In 2015, Jim Harrold retired and Tim Snyder succeeded Harrold, directing a major redesign of Woodcraft Magazine and woodcraftmagazine.com. Snyder’s previous experience included executive editor of American Woodworking magazine, executive editor of Fine Homebuilding magazine, and a book division editor of Taunton Press.

In 2017 Chad McClung became Editor-in-chief. Chad started working with Woodcraft Magazine as a freelance graphic designer in 2007. He was later hired full-time as the assistant art director, then became art director in 2009. Chad spent 2016 as a managing editor before taking the helm in 2017.

===Exclusive Brands===

Woodcraft exclusively carries some brands, including:

- Pinnacle
- Highpoint
- WoodRiver

==Sponsorships==

In 2010, Woodcraft became the sole sponsor to Rough Cut – Woodworking with Tommy Mac, which aired nationally on public television stations and the CREATE cable channel beginning in October 2010. Rough Cut was produced by WGBH-BOSTON, which also developed how-to television shows such as The Victory Garden and The New Yankee Workshop.

In 2015 Woodcraft entered a partnership with Black Dog Salvage, a Roanoke, Virginia architectural salvage firm that is featured on Salvage Dawgs, a DIY Network TV reality series. This was an effort to promote Woodcraft’s upcycling program that encourages reclaiming and repurposing items such as wood furniture.

==Philanthropy==

In 1985, Woodcraft began participating in the Partnership in Education tutoring program with Wood County, West Virginia public schools. In 2003, Woodcraft was an initial partner in the Results-based Business Partnership Program that focuses on improving student achievement in West Virginia middle schools and high schools.

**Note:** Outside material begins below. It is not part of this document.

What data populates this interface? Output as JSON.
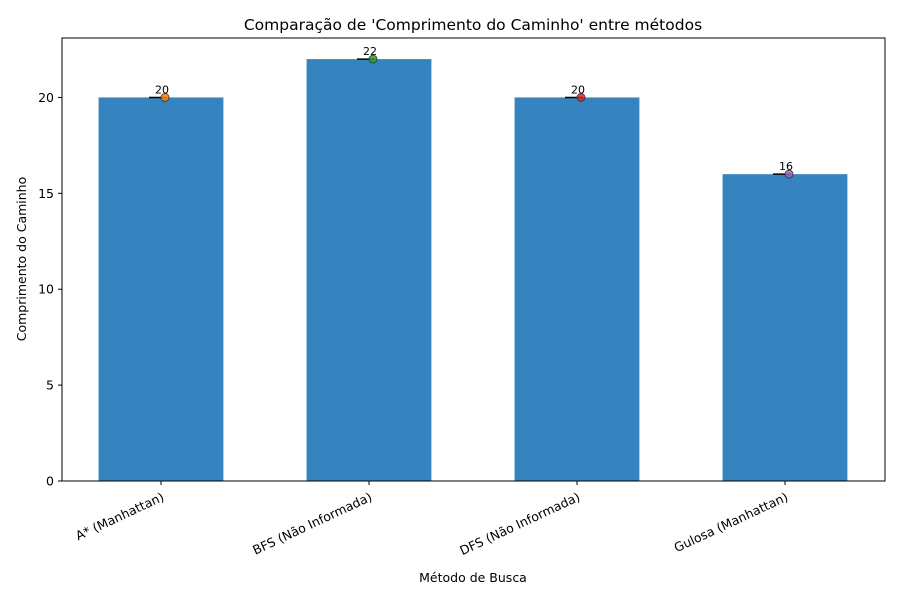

Woodcraft Turn for Troops program began in 2004. It provides free pen kits to retail stores for customers and employees to turn the wooden pens, which are then distributed by Woodcraft corporate employees to US soldiers who are actively deployed or in rehabilitation facilities. By 2012, Woodcraft distributed 97,717 hand turned wooden pens.

Woodcraft began supporting the Blennerhassett Hotel Festival of Trees to Benefit Easter Seals in 2012. Woodcraft employees provide handcrafted ornaments and tree stand base for a Christmas tree that is donated for auction.